• Nous voici devant un chapitre moins original que d’autres dans l’Evangile de Luc, ce qui n’enlève rien à sa beauté saisissante. Les 15 premiers versets sont uniques en Luc, mais tout le reste du chapitre nous propose ensuite une série d’épisodes ou de phrases de Jésus à peu près semblables à des passages déjà vus en Marc et Matthieu.

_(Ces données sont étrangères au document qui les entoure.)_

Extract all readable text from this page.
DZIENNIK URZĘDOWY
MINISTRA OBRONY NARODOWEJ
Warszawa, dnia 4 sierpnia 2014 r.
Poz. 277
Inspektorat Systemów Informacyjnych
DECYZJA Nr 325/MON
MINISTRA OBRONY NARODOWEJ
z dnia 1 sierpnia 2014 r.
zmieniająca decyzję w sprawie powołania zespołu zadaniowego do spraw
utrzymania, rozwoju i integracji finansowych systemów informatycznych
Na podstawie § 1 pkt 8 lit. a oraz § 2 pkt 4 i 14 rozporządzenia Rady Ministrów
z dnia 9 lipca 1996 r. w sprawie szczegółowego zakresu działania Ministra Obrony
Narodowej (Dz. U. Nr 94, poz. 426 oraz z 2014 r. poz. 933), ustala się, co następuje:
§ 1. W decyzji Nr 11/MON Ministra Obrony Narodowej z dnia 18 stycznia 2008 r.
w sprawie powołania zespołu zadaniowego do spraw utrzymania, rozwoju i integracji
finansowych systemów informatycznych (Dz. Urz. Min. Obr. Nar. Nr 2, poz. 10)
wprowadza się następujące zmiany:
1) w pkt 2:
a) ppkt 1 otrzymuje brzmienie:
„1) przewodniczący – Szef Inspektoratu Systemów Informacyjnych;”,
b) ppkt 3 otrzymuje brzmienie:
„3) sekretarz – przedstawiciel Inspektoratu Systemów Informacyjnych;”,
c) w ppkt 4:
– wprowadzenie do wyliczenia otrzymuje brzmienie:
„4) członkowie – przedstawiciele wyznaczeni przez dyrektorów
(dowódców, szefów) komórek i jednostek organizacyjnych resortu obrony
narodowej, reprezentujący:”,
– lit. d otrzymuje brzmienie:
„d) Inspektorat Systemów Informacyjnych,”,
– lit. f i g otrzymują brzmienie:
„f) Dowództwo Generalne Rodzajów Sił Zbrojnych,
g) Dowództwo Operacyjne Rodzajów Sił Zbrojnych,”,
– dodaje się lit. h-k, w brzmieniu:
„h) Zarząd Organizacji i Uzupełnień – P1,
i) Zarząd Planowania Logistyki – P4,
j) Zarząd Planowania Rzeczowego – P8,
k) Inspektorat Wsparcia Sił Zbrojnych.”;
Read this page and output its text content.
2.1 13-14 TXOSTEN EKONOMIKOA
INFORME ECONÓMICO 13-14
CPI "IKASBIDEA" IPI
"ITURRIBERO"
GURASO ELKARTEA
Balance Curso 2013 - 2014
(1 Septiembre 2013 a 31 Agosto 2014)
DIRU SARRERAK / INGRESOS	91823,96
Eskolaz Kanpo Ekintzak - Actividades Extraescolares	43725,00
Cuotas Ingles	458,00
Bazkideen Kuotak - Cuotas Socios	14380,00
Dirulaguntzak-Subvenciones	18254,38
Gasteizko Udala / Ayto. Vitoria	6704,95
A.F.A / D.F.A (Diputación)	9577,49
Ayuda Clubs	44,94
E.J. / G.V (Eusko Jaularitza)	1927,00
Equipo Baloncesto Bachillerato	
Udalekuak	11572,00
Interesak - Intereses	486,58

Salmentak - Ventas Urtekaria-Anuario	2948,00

    C’est donc le début qui va nous surprendre le plus. Avec d’abord cet encouragement à la prière dans cet épisode étonnant du juge inique qui va exaucer tout de même les prières d’une pauvre veuve pour avoir enfin la paix. « Jésus dit encore une parabole pour montrer à ses disciples qu’il faut toujours prier sans se décourager : ‘Il y avait dans une ville un juge qui ne respectait pas Dieu et se moquait des hommes. Dans cette même ville, il y avait une veuve qui venait lui demander : ‘Rends-moi justice contre mon adversaire.’ Longtemps il refusa ; puis il se dit : ‘Je ne respecte pas Dieu, et je me moque des hommes, mais cette femme commence à m’ennuyer : je vais lui rendre justice pour qu’elle ne vienne plus sans cesse me casser la tête.’’ Le Seigneur ajouta : ‘Ecoutez bien ce que dit ce juge sans justice ! Dieu ne fera-t-il pas justice à ses élus, qui crient vers lui jour et nuit ? Est-ce qu’il les fait attendre ? Je vous le déclare : sans tarder il leur fera justice. »  Et ce premier passage se termine par une phrase terrible qui sort de la bouche de Jésus : « Mais le Fils de l’homme, quand il viendra, trouvera-t-il la foi sur la terre ? »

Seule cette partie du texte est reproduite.